The following example of the definition of the action space of the wind control service according to the embodiment of the present invention is as follows: assuming a personal credit business scene, the credit limit range is 30000-50000 yuan, the annual interest rate is 8% -12%, the term can be selected from 6 months and 12 months, and a simple action space A is defined as shown in the following table 1.

In specific application, the return prediction Network may select a classical neural Network model including Q-Learning, DQN (Deep Q Network), Double DQN, etc., or adjust a Network structure, parameters, etc. based on the neural Network model to meet personalized requirements of a specific service scenario.

And step S104, calculating by a return prediction network to obtain the prediction return after each action in the action space is implemented, selecting and implementing the action with the maximum expected return by adopting a preset search strategy, and returning credit lines, interest rates, time limits and credit passing decision results corresponding to the actions to the user.

When a user initiates a credit granting or borrowing request, the reinforcement learning model takes the state vector as input, adopts a preset search strategy (such as a greedy exploration strategy) to select and implement the action with the maximum expected return, and simultaneously returns the results of credit limit, interest rate, time limit, passing or not and the like corresponding to the action to the user to complete the auditing process. It should be noted that: in a debit request, it may happen that a line of credit, a term of age, has been selected by the user, making part of the action not optional, but not affecting the search of the action space.

In the reinforcement learning concept: while the state is transferred, the environment is fed back to the agent in a return according to the potential value function R (s, a), and the learning goal of the agent is to achieve the maximum return. The cost function R (s, a) represents the return from the state s after the action a is performed. In combination with a business scenario, the wind control system is used as a part of business behaviors, and the fundamental goal is profit maximization, so the return in reinforcement learning of the embodiment of the invention is defined as annual profit margin, and the value function R is an annual profit margin calculation formula. The reinforcement learning model selects and implements the action with the maximum predicted annual profit rate output by the return prediction network to generate real return.

In this embodiment, taking the repayment mode from rest first and then from rest (paying interest per month and returning principal fund after the expiration) as an example, the annual profit margin calculation formula of one order is as follows: annual profit margin = [ profit margin/deadline (day) ] x 365 days x 100%, profit margin = profit/payout amount, profit = income-cost = real payback fee-bad account-capital cost-data cost-other cost, bad account = payback money + payback money-real payback fee, capital cost = payout amount x deadline (day) x annual fund interest rate/365 days. The income comprises real interest charges, and the cost comprises bad accounts, capital cost, data cost and other cost (such as customer acquisition cost, server equipment, research and development cost and the like). The annual capital interest rate is a fixed value that is agreed with the contracting funder.
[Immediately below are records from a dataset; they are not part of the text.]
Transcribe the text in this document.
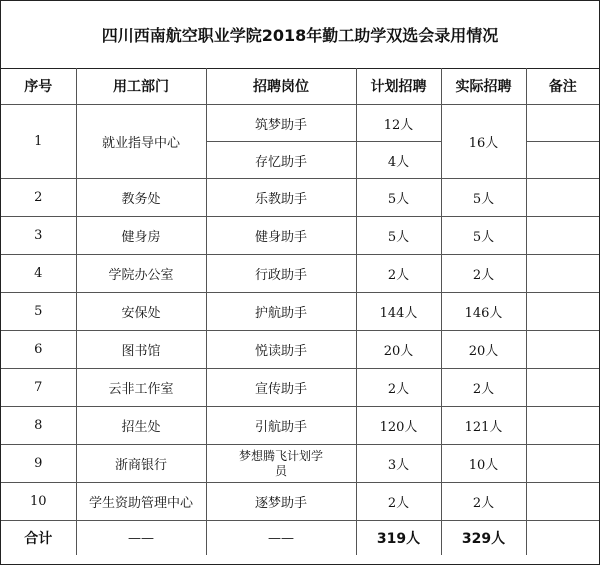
四川西南航空职业学院2018年勤工助学双选会录用情况
序号	用工部门	招聘岗位	计划招聘	实际招聘	备注
1	就业指导中心	筑梦助手	12人	16人	
		存忆助手	4人		
2	教务处	乐教助手	5人	5人	
3	健身房	健身助手	5人	5人	
4	学院办公室	行政助手	2人	2人	
5	安保处	护航助手	144人	146人	
6	图书馆	悦读助手	20人	20人	
7	云非工作室	宣传助手	2人	2人	
8	招生处	引航助手	120人	121人	
9	浙商银行	梦想腾飞计划学员	3人	10人	
10	学生资助管理中心	逐梦助手	2人	2人	
合计	——	——	319人	329人	
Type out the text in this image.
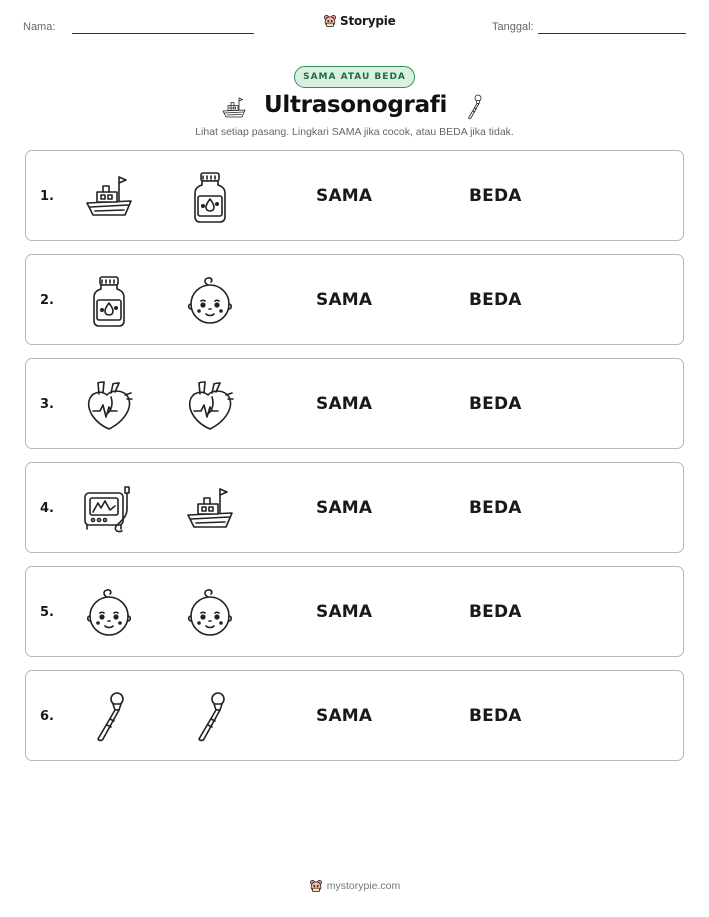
Nama:	Storypie	Tanggal:
SAMA ATAU BEDA
Ultrasonografi
Lihat setiap pasang. Lingkari SAMA jika cocok, atau BEDA jika tidak.
1.	SAMA	BEDA
2.	SAMA	BEDA
3.	SAMA	BEDA
4.	SAMA	BEDA
5.	SAMA	BEDA
6.	SAMA	BEDA
mystorypie.com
The data cost is the sum of the costs of all data sources actually called by the order. For a data source charged by a single call, the cost is the unit price of the data source. And (4) for the data source charged in a packet year, uniformly distributing and estimating the single call cost according to the annual call amount. In the case where the user's credit request is denied, the real return charge, bad account, and capital costs for the order are all zero.

And step S105, after the credit order is expired, acquiring an actual repayment result of the user, calculating a real return after action implementation, and updating return prediction network parameters in the reinforcement learning model by taking return maximization as a target according to the real return and prediction return.

The return prediction network updates each parameter with the aim of maximizing annual profit margin, and the process comprises the following steps: assigning values to each parameter of the return prediction network in a random initialization mode; updating each parameter of the return prediction network according to the real return and the prediction return of the historical credit order; and continuously performing online learning by the return prediction network, and updating each parameter of the return prediction network again according to the real return and the prediction return of each credit order after each credit order is expired. The updating process is continuously repeated on line until the reinforcement learning model is off line. The updating of the repayment data of the user can trigger the automatic updating of the parameters of the reward prediction network according to needs, so that the time required by sample accumulation is saved, and the change of industries or markets can be quickly coped with.

The embodiment of the invention applies the reinforcement learning wind control model of the profit maximization value function, wherein the value function design obtains the return feedback suitable for reinforcement learning by calculating all income and cost in credit business, directly reflects the commercial goal of profit maximization, is applied to updating model parameters and adjusting the reinforcement learning process, so that the optimization goal of the wind control model is consistent with the commercial goal, and a more direct and efficient wind control solution is formed. The embodiment of the invention comprehensively considers the decision problems of credit limit, term, interest rate, passing or not of the wind control business, provides action space definition suitable for reinforcement learning and wind control business innovation, and introduces reinforcement learning to construct a set of universal, complete and unified wind control solution. According to the embodiment of the invention, according to information such as loan requirements, repayment capacity, credit assessment, credit historical behaviors, current business links, policy guidance of industry, economic forms, emergencies and the like of a user, a comprehensive, accurate and quantifiable state space is constructed from two aspects of user information and industry environment, and a data basis is provided for a reinforcement learning wind control model. The prediction result of the wind control model constructed by the method provided by the embodiment of the invention can be used for anti-fraud identification, credit quota pricing, composite wind control strategy and the like.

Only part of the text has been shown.